The biggest rise has been in thefts of cocker spaniels, following an increase in popularity after the Duke and Duchess of Cambridge adopted a puppy, Lupo. 


Among high-profile victims is Sheridan Smith, the actress, whose soar Pei, Enid, was twice stolen from her home in Crouch End, north London, although the animal was returned on both occasions after she made public appeals


----------



## rona (Aug 18, 2011)

..................................................


----------



## Old Shep (Oct 17, 2010)

There's a lot of rubbish written in the papers about so called "dog napping".

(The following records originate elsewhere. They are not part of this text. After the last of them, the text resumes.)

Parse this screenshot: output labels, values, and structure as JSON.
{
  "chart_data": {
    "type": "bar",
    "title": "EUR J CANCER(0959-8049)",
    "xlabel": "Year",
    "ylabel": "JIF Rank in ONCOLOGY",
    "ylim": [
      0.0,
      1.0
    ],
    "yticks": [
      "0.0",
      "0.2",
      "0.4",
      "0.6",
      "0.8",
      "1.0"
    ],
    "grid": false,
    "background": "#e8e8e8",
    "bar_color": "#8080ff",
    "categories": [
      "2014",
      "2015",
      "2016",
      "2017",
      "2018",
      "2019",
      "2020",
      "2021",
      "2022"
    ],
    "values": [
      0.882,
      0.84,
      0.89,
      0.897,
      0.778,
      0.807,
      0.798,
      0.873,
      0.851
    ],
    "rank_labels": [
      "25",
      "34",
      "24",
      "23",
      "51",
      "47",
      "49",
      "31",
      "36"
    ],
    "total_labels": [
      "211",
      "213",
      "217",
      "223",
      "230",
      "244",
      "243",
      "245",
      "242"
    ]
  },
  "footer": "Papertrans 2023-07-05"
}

Just engaging your brain for a few minutes will help you dispel the notion that there are gangs of (insert name of current Daily Mail whipping boy) running around th country stealing dogs.

Load of old codswallop.


----------



## Quinzell (Mar 14, 2011)

Whilst I totally agree that the papers make up a load of complete tosh and adjust the headlines to make sales, I seem to be hearing about dog thefts so much more lately 

Maybe its just that more people are aware of the power of social media to reunite


----------



## jaycee05 (Sep 24, 2012)

Old Shep said:


> There's a lot of rubbish written in the papers about so called "dog napping".
> 
> Just engaging your brain for a few minutes will help you dispel the notion that there are gangs of (insert name of current Daily Mail whipping boy) running around th country stealing dogs.
> 
> Load of old codswallop.


Dont really understand why you are denying this happens when its in the news all the time, dogs even being stolen as people walked them etc


----------



## lilythepink (Jul 24, 2013)

Dogs and puppies command such high prices . It makes sense to not leave them unattended and vulnerable.

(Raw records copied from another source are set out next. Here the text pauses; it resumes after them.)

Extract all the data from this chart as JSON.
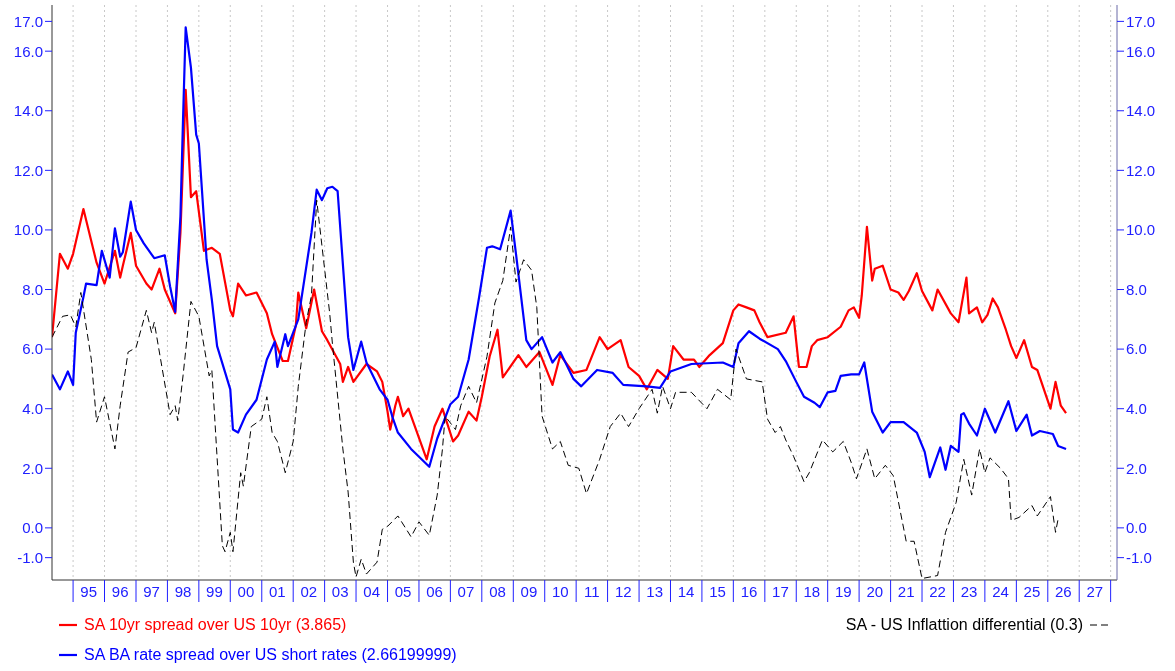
{
  "chart_data": {
    "type": "line",
    "legend": "bottom",
    "grid": "x",
    "ylim": [
      -1.75,
      17.55
    ],
    "y2lim": [
      -1.75,
      17.55
    ],
    "yticks": [
      {
        "value": -1,
        "label": "-1.0"
      },
      {
        "value": 0,
        "label": "0.0"
      },
      {
        "value": 2,
        "label": "2.0"
      },
      {
        "value": 4,
        "label": "4.0"
      },
      {
        "value": 6,
        "label": "6.0"
      },
      {
        "value": 8,
        "label": "8.0"
      },
      {
        "value": 10,
        "label": "10.0"
      },
      {
        "value": 12,
        "label": "12.0"
      },
      {
        "value": 14,
        "label": "14.0"
      },
      {
        "value": 16,
        "label": "16.0"
      },
      {
        "value": 17,
        "label": "17.0"
      }
    ],
    "y2ticks": [
      {
        "value": -1,
        "label": "-1.0"
      },
      {
        "value": 0,
        "label": "0.0"
      },
      {
        "value": 2,
        "label": "2.0"
      },
      {
        "value": 4,
        "label": "4.0"
      },
      {
        "value": 6,
        "label": "6.0"
      },
      {
        "value": 8,
        "label": "8.0"
      },
      {
        "value": 10,
        "label": "10.0"
      },
      {
        "value": 12,
        "label": "12.0"
      },
      {
        "value": 14,
        "label": "14.0"
      },
      {
        "value": 16,
        "label": "16.0"
      },
      {
        "value": 17,
        "label": "17.0"
      }
    ],
    "xlim": [
      "1994-05-01",
      "2028-03-15"
    ],
    "xticks": [
      {
        "value": "1995-01-01",
        "label": null
      },
      {
        "value": "1995-07-01",
        "label": "95"
      },
      {
        "value": "1996-01-01",
        "label": null
      },
      {
        "value": "1996-07-01",
        "label": "96"
      },
      {
        "value": "1997-01-01",
        "label": null
      },
      {
        "value": "1997-07-01",
        "label": "97"
      },
      {
        "value": "1998-01-01",
        "label": null
      },
      {
        "value": "1998-07-01",
        "label": "98"
      },
      {
        "value": "1999-01-01",
        "label": null
      },
      {
        "value": "1999-07-01",
        "label": "99"
      },
      {
        "value": "2000-01-01",
        "label": null
      },
      {
        "value": "2000-07-01",
        "label": "00"
      },
      {
        "value": "2001-01-01",
        "label": null
      },
      {
        "value": "2001-07-01",
        "label": "01"
      },
      {
        "value": "2002-01-01",
        "label": null
      },
      {
        "value": "2002-07-01",
        "label": "02"
      },
      {
        "value": "2003-01-01",
        "label": null
      },
      {
        "value": "2003-07-01",
        "label": "03"
      },
      {
        "value": "2004-01-01",
        "label": null
      },
      {
        "value": "2004-07-01",
        "label": "04"
      },
      {
        "value": "2005-01-01",
        "label": null
      },
      {
        "value": "2005-07-01",
        "label": "05"
      },
      {
        "value": "2006-01-01",
        "label": null
      },
      {
        "value": "2006-07-01",
        "label": "06"
      },
      {
        "value": "2007-01-01",
        "label": null
      },
      {
        "value": "2007-07-01",
        "label": "07"
      },
      {
        "value": "2008-01-01",
        "label": null
      },
      {
        "value": "2008-07-01",
        "label": "08"
      },
      {
        "value": "2009-01-01",
        "label": null
      },
      {
        "value": "2009-07-01",
        "label": "09"
      },
      {
        "value": "2010-01-01",
        "label": null
      },
      {
        "value": "2010-07-01",
        "label": "10"
      },
      {
        "value": "2011-01-01",
        "label": null
      },
      {
        "value": "2011-07-01",
        "label": "11"
      },
      {
        "value": "2012-01-01",
        "label": null
      },
      {
        "value": "2012-07-01",
        "label": "12"
      },
      {
        "value": "2013-01-01",
        "label": null
      },
      {
        "value": "2013-07-01",
        "label": "13"
      },
      {
        "value": "2014-01-01",
        "label": null
      },
      {
        "value": "2014-07-01",
        "label": "14"
      },
      {
        "value": "2015-01-01",
        "label": null
      },
      {
        "value": "2015-07-01",
        "label": "15"
      },
      {
        "value": "2016-01-01",
        "label": null
      },
      {
        "value": "2016-07-01",
        "label": "16"
      },
      {
        "value": "2017-01-01",
        "label": null
      },
      {
        "value": "2017-07-01",
        "label": "17"
      },
      {
        "value": "2018-01-01",
        "label": null
      },
      {
        "value": "2018-07-01",
        "label": "18"
      },
      {
        "value": "2019-01-01",
        "label": null
      },
      {
        "value": "2019-07-01",
        "label": "19"
      },
      {
        "value": "2020-01-01",
        "label": null
      },
      {
        "value": "2020-07-01",
        "label": "20"
      },
      {
        "value": "2021-01-01",
        "label": null
      },
      {
        "value": "2021-07-01",
        "label": "21"
      },
      {
        "value": "2022-01-01",
        "label": null
      },
      {
        "value": "2022-07-01",
        "label": "22"
      },
      {
        "value": "2023-01-01",
        "label": null
      },
      {
        "value": "2023-07-01",
        "label": "23"
      },
      {
        "value": "2024-01-01",
        "label": null
      },
      {
        "value": "2024-07-01",
        "label": "24"
      },
      {
        "value": "2025-01-01",
        "label": null
      },
      {
        "value": "2025-07-01",
        "label": "25"
      },
      {
        "value": "2026-01-01",
        "label": null
      },
      {
        "value": "2026-07-01",
        "label": "26"
      },
      {
        "value": "2027-01-01",
        "label": null
      },
      {
        "value": "2027-07-01",
        "label": "27"
      },
      {
        "value": "2028-01-01",
        "label": null
      }
    ],
    "series": [
      {
        "name": "SA 10yr spread over US 10yr (3.865)",
        "color": "#ff0000",
        "line_style": "solid",
        "x": [
          "1994-05",
          "1994-08",
          "1994-11",
          "1995-01",
          "1995-05",
          "1995-10",
          "1996-01",
          "1996-05",
          "1996-07",
          "1996-08",
          "1996-11",
          "1997-01",
          "1997-05",
          "1997-07",
          "1997-10",
          "1997-12",
          "1998-04",
          "1998-06",
          "1998-08",
          "1998-10",
          "1998-12",
          "1999-03",
          "1999-06",
          "1999-09",
          "2000-01",
          "2000-02",
          "2000-04",
          "2000-07",
          "2000-11",
          "2001-03",
          "2001-05",
          "2001-09",
          "2001-11",
          "2002-02",
          "2002-03",
          "2002-06",
          "2002-09",
          "2002-12",
          "2003-02",
          "2003-07",
          "2003-08",
          "2003-10",
          "2003-12",
          "2004-05",
          "2004-09",
          "2004-11",
          "2005-01",
          "2005-02",
          "2005-04",
          "2005-05",
          "2005-07",
          "2005-09",
          "2006-04",
          "2006-07",
          "2006-10",
          "2007-02",
          "2007-04",
          "2007-08",
          "2007-11",
          "2008-01",
          "2008-04",
          "2008-07",
          "2008-09",
          "2009-03",
          "2009-06",
          "2009-11",
          "2010-04",
          "2010-07",
          "2010-12",
          "2011-05",
          "2011-10",
          "2012-01",
          "2012-06",
          "2012-09",
          "2013-01",
          "2013-04",
          "2013-08",
          "2013-12",
          "2014-02",
          "2014-06",
          "2014-10",
          "2014-12",
          "2015-04",
          "2015-09",
          "2016-01",
          "2016-03",
          "2016-06",
          "2016-09",
          "2016-11",
          "2017-02",
          "2017-09",
          "2017-12",
          "2018-02",
          "2018-05",
          "2018-07",
          "2018-09",
          "2019-01",
          "2019-06",
          "2019-09",
          "2019-11",
          "2020-01",
          "2020-02",
          "2020-04",
          "2020-06",
          "2020-07",
          "2020-10",
          "2021-01",
          "2021-04",
          "2021-06",
          "2021-08",
          "2021-11",
          "2022-01",
          "2022-05",
          "2022-07",
          "2022-12",
          "2023-03",
          "2023-06",
          "2023-07",
          "2023-10",
          "2023-12",
          "2024-02",
          "2024-04",
          "2024-06",
          "2024-09",
          "2024-11",
          "2025-01",
          "2025-04",
          "2025-07",
          "2025-09",
          "2026-02",
          "2026-04",
          "2026-06",
          "2026-08"
        ],
        "values": [
          6.4,
          9.2,
          8.7,
          9.2,
          10.7,
          8.9,
          8.2,
          9.3,
          8.4,
          8.8,
          9.9,
          8.8,
          8.2,
          8.0,
          8.7,
          8.0,
          7.2,
          9.9,
          14.7,
          11.1,
          11.3,
          9.3,
          9.4,
          9.2,
          7.3,
          7.1,
          8.2,
          7.8,
          7.9,
          7.2,
          6.5,
          5.6,
          5.6,
          6.8,
          7.9,
          6.7,
          8.0,
          6.6,
          6.3,
          5.5,
          4.9,
          5.4,
          4.9,
          5.5,
          5.25,
          4.9,
          3.9,
          3.3,
          4.1,
          4.4,
          3.75,
          4.0,
          2.3,
          3.4,
          4.0,
          2.9,
          3.1,
          3.9,
          3.6,
          4.4,
          5.75,
          6.65,
          5.05,
          5.8,
          5.4,
          5.9,
          4.8,
          5.8,
          5.2,
          5.3,
          6.4,
          6.0,
          6.3,
          5.4,
          5.1,
          4.65,
          5.3,
          5.0,
          6.1,
          5.65,
          5.65,
          5.4,
          5.8,
          6.2,
          7.3,
          7.5,
          7.4,
          7.3,
          6.9,
          6.4,
          6.55,
          7.1,
          5.4,
          5.4,
          6.1,
          6.3,
          6.4,
          6.75,
          7.3,
          7.4,
          7.05,
          7.8,
          10.1,
          8.3,
          8.7,
          8.8,
          8.0,
          7.9,
          7.65,
          7.95,
          8.55,
          7.95,
          7.3,
          8.0,
          7.2,
          6.9,
          8.4,
          7.2,
          7.4,
          6.9,
          7.15,
          7.7,
          7.4,
          6.65,
          6.1,
          5.7,
          6.3,
          5.4,
          5.3,
          4.0,
          4.9,
          4.1,
          3.85
        ]
      },
      {
        "name": "SA BA rate spread over US short rates (2.66199999)",
        "color": "#0000ff",
        "line_style": "solid",
        "x": [
          "1994-05",
          "1994-08",
          "1994-11",
          "1995-01",
          "1995-02",
          "1995-05",
          "1995-06",
          "1995-10",
          "1995-12",
          "1996-03",
          "1996-05",
          "1996-07",
          "1996-08",
          "1996-11",
          "1997-01",
          "1997-04",
          "1997-08",
          "1997-12",
          "1998-02",
          "1998-04",
          "1998-06",
          "1998-07",
          "1998-08",
          "1998-10",
          "1998-12",
          "1999-01",
          "1999-04",
          "1999-06",
          "1999-08",
          "2000-01",
          "2000-02",
          "2000-04",
          "2000-07",
          "2000-11",
          "2001-03",
          "2001-06",
          "2001-07",
          "2001-10",
          "2001-11",
          "2002-03",
          "2002-08",
          "2002-10",
          "2002-12",
          "2003-02",
          "2003-04",
          "2003-06",
          "2003-10",
          "2003-12",
          "2004-03",
          "2004-05",
          "2004-10",
          "2005-01",
          "2005-03",
          "2005-05",
          "2005-10",
          "2006-05",
          "2006-08",
          "2007-01",
          "2007-04",
          "2007-08",
          "2007-12",
          "2008-03",
          "2008-05",
          "2008-08",
          "2008-12",
          "2009-02",
          "2009-06",
          "2009-08",
          "2009-12",
          "2010-04",
          "2010-07",
          "2010-12",
          "2011-03",
          "2011-09",
          "2012-03",
          "2012-07",
          "2013-04",
          "2013-09",
          "2014-01",
          "2014-09",
          "2015-09",
          "2016-01",
          "2016-03",
          "2016-07",
          "2016-11",
          "2017-06",
          "2017-09",
          "2018-01",
          "2018-04",
          "2018-08",
          "2018-10",
          "2019-01",
          "2019-04",
          "2019-06",
          "2019-10",
          "2020-01",
          "2020-03",
          "2020-06",
          "2020-10",
          "2021-01",
          "2021-06",
          "2021-11",
          "2022-02",
          "2022-04",
          "2022-08",
          "2022-10",
          "2022-12",
          "2023-03",
          "2023-04",
          "2023-05",
          "2023-07",
          "2023-10",
          "2024-01",
          "2024-05",
          "2024-10",
          "2025-01",
          "2025-05",
          "2025-07",
          "2025-10",
          "2026-03",
          "2026-05",
          "2026-08"
        ],
        "values": [
          5.15,
          4.65,
          5.25,
          4.8,
          6.55,
          7.75,
          8.2,
          8.15,
          9.3,
          8.4,
          10.05,
          9.1,
          9.25,
          10.95,
          10.0,
          9.55,
          9.05,
          9.15,
          8.1,
          7.25,
          10.45,
          13.7,
          16.8,
          15.45,
          13.2,
          12.9,
          9.0,
          7.65,
          6.1,
          4.65,
          3.3,
          3.2,
          3.8,
          4.3,
          5.65,
          6.25,
          5.4,
          6.5,
          6.1,
          7.0,
          9.9,
          11.35,
          11.0,
          11.4,
          11.45,
          11.3,
          6.4,
          5.3,
          6.25,
          5.55,
          4.65,
          4.3,
          3.7,
          3.2,
          2.65,
          2.05,
          3.0,
          4.15,
          4.4,
          5.65,
          7.75,
          9.4,
          9.45,
          9.35,
          10.65,
          9.2,
          6.3,
          6.0,
          6.4,
          5.55,
          5.9,
          5.0,
          4.75,
          5.3,
          5.2,
          4.8,
          4.75,
          4.7,
          5.25,
          5.5,
          5.55,
          5.4,
          6.2,
          6.6,
          6.35,
          6.0,
          5.6,
          4.9,
          4.4,
          4.2,
          4.05,
          4.55,
          4.6,
          5.1,
          5.15,
          5.15,
          5.55,
          3.9,
          3.2,
          3.55,
          3.55,
          3.2,
          2.55,
          1.7,
          2.7,
          1.95,
          2.75,
          2.55,
          3.8,
          3.85,
          3.5,
          3.1,
          4.0,
          3.2,
          4.25,
          3.25,
          3.8,
          3.1,
          3.25,
          3.15,
          2.75,
          2.65
        ]
      },
      {
        "name": "SA - US Inflattion differential (0.3)",
        "color": "#000000",
        "line_style": "dashed",
        "x": [
          "1994-05",
          "1994-09",
          "1994-12",
          "1995-02",
          "1995-04",
          "1995-08",
          "1995-10",
          "1996-01",
          "1996-05",
          "1996-07",
          "1996-10",
          "1997-01",
          "1997-05",
          "1997-07",
          "1997-08",
          "1998-02",
          "1998-04",
          "1998-05",
          "1998-07",
          "1998-10",
          "1999-01",
          "1999-05",
          "1999-06",
          "1999-10",
          "1999-11",
          "2000-01",
          "2000-02",
          "2000-05",
          "2000-06",
          "2000-09",
          "2001-01",
          "2001-03",
          "2001-05",
          "2001-07",
          "2001-10",
          "2002-01",
          "2002-03",
          "2002-06",
          "2002-08",
          "2002-10",
          "2003-03",
          "2003-04",
          "2003-08",
          "2003-10",
          "2003-12",
          "2004-01",
          "2004-03",
          "2004-05",
          "2004-09",
          "2004-11",
          "2005-01",
          "2005-05",
          "2005-10",
          "2006-01",
          "2006-05",
          "2006-08",
          "2006-10",
          "2006-11",
          "2007-03",
          "2007-05",
          "2007-08",
          "2007-11",
          "2008-03",
          "2008-06",
          "2008-09",
          "2008-12",
          "2009-02",
          "2009-05",
          "2009-08",
          "2009-10",
          "2009-12",
          "2010-04",
          "2010-07",
          "2010-10",
          "2011-02",
          "2011-05",
          "2011-10",
          "2012-02",
          "2012-06",
          "2012-09",
          "2013-01",
          "2013-06",
          "2013-08",
          "2013-10",
          "2014-01",
          "2014-03",
          "2014-09",
          "2015-03",
          "2015-07",
          "2015-12",
          "2016-02",
          "2016-06",
          "2016-12",
          "2017-02",
          "2017-05",
          "2017-07",
          "2017-09",
          "2017-12",
          "2018-04",
          "2018-06",
          "2018-11",
          "2019-03",
          "2019-07",
          "2019-10",
          "2019-12",
          "2020-04",
          "2020-07",
          "2020-11",
          "2021-02",
          "2021-07",
          "2021-10",
          "2022-01",
          "2022-07",
          "2022-10",
          "2023-02",
          "2023-05",
          "2023-08",
          "2023-11",
          "2024-01",
          "2024-03",
          "2024-07",
          "2024-10",
          "2024-11",
          "2025-02",
          "2025-07",
          "2025-09",
          "2026-02",
          "2026-04",
          "2026-05"
        ],
        "values": [
          6.4,
          7.1,
          7.15,
          6.75,
          7.9,
          5.65,
          3.55,
          4.4,
          2.65,
          4.1,
          5.9,
          6.05,
          7.3,
          6.55,
          6.9,
          3.8,
          4.1,
          3.6,
          5.1,
          7.6,
          7.1,
          5.1,
          5.3,
          -0.6,
          -0.8,
          -0.15,
          -0.8,
          1.85,
          1.4,
          3.4,
          3.65,
          4.4,
          3.2,
          2.9,
          1.85,
          2.9,
          4.75,
          6.9,
          7.8,
          11.0,
          7.2,
          6.2,
          2.65,
          1.2,
          -1.15,
          -1.65,
          -1.05,
          -1.55,
          -1.15,
          -0.05,
          0.05,
          0.4,
          -0.3,
          0.2,
          -0.25,
          1.1,
          2.65,
          3.75,
          3.3,
          4.1,
          4.75,
          4.2,
          5.75,
          7.55,
          8.3,
          10.1,
          8.25,
          9.0,
          8.65,
          7.4,
          3.75,
          2.65,
          2.9,
          2.1,
          2.0,
          1.15,
          2.3,
          3.4,
          3.85,
          3.4,
          4.0,
          4.65,
          3.85,
          4.75,
          4.0,
          4.55,
          4.55,
          4.0,
          4.65,
          4.3,
          6.0,
          5.0,
          4.9,
          3.65,
          3.2,
          3.4,
          2.95,
          2.4,
          1.55,
          1.85,
          2.95,
          2.55,
          2.9,
          2.2,
          1.65,
          2.65,
          1.65,
          2.1,
          1.75,
          -0.45,
          -0.45,
          -1.7,
          -1.6,
          -0.15,
          0.85,
          2.3,
          1.1,
          2.65,
          1.85,
          2.35,
          2.0,
          1.65,
          0.25,
          0.35,
          0.75,
          0.4,
          1.05,
          -0.15,
          0.3
        ]
      }
    ]
  }
}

I have heard of dogs going missing locally, maybe 4 over the last 12 months or so but I think also some do get lost especially in rural areas or areas where they don't know.

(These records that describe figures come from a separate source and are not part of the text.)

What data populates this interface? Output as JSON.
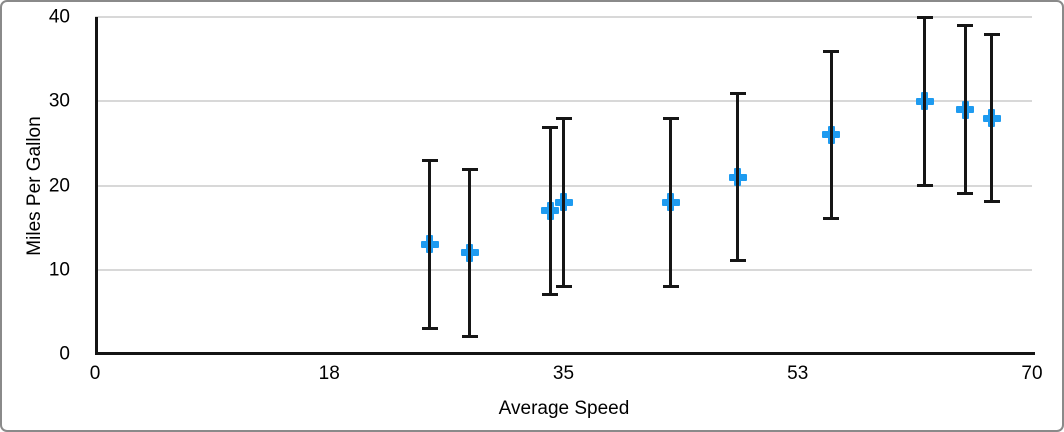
{
  "chart_data": {
    "type": "scatter",
    "title": "",
    "xlabel": "Average Speed",
    "ylabel": "Miles Per Gallon",
    "xlim": [
      0,
      70
    ],
    "ylim": [
      0,
      40
    ],
    "x_ticks": [
      {
        "pos": 0,
        "label": "0"
      },
      {
        "pos": 17.5,
        "label": "18"
      },
      {
        "pos": 35,
        "label": "35"
      },
      {
        "pos": 52.5,
        "label": "53"
      },
      {
        "pos": 70,
        "label": "70"
      }
    ],
    "y_ticks": [
      {
        "pos": 0,
        "label": "0"
      },
      {
        "pos": 10,
        "label": "10"
      },
      {
        "pos": 20,
        "label": "20"
      },
      {
        "pos": 30,
        "label": "30"
      },
      {
        "pos": 40,
        "label": "40"
      }
    ],
    "grid": "horizontal-only",
    "legend": "none",
    "marker_shape": "plus",
    "error_bars": {
      "direction": "vertical",
      "plus": 10,
      "minus": 10
    },
    "colors": {
      "marker": "#1e9bf0",
      "axis_line": "#141414",
      "error_bar": "#161616",
      "gridline": "#d8d8d8",
      "text": "#000000",
      "frame_border": "#8a8a8a",
      "background": "#ffffff"
    },
    "points": [
      {
        "x": 25,
        "y": 13,
        "y_low": 3,
        "y_high": 23
      },
      {
        "x": 28,
        "y": 12,
        "y_low": 2,
        "y_high": 22
      },
      {
        "x": 34,
        "y": 17,
        "y_low": 7,
        "y_high": 27
      },
      {
        "x": 35,
        "y": 18,
        "y_low": 8,
        "y_high": 28
      },
      {
        "x": 43,
        "y": 18,
        "y_low": 8,
        "y_high": 28
      },
      {
        "x": 48,
        "y": 21,
        "y_low": 11,
        "y_high": 31
      },
      {
        "x": 55,
        "y": 26,
        "y_low": 16,
        "y_high": 36
      },
      {
        "x": 62,
        "y": 30,
        "y_low": 20,
        "y_high": 40
      },
      {
        "x": 65,
        "y": 29,
        "y_low": 19,
        "y_high": 39
      },
      {
        "x": 67,
        "y": 28,
        "y_low": 18,
        "y_high": 38
      }
    ]
  }
}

Local puppy farmer had a full litter of chis stolen this year...Don't know if he could be insured against this type of theft or not but I didn't believe it when I read it in the local paper..which isn't the DM.

Last New Years Eve we had a lovely young black lab boy wander into our yard. I put him in a crate and rang the local police to say we had him. Early next morning his owner came round for him. She lives about 2 miles as the crow flies from my house over much rough ground and even a stream.


----------



## jaycee05 (Sep 24, 2012)

I cant believe with all these dog thefts going on, why people * STILL* leave dogs and puppies especially in gardens on their own, 2 fairly recent thefts fairly local to me were a 11 week old Yorkie, and an 11 week old staffie, in a garden on their own, ridiculous at that age


----------



## mickyb (Oct 31, 2008)

Old Shep have you got your eyes and ears closed as to what is happening around you, just listen to the news, and instead of silly comments, Do something practical like going on to doglost and helping them to find dogs that are lost and stolen, and by the way, the 75 dogs rescued from the travellers site I put on were from the police not any newspaper


----------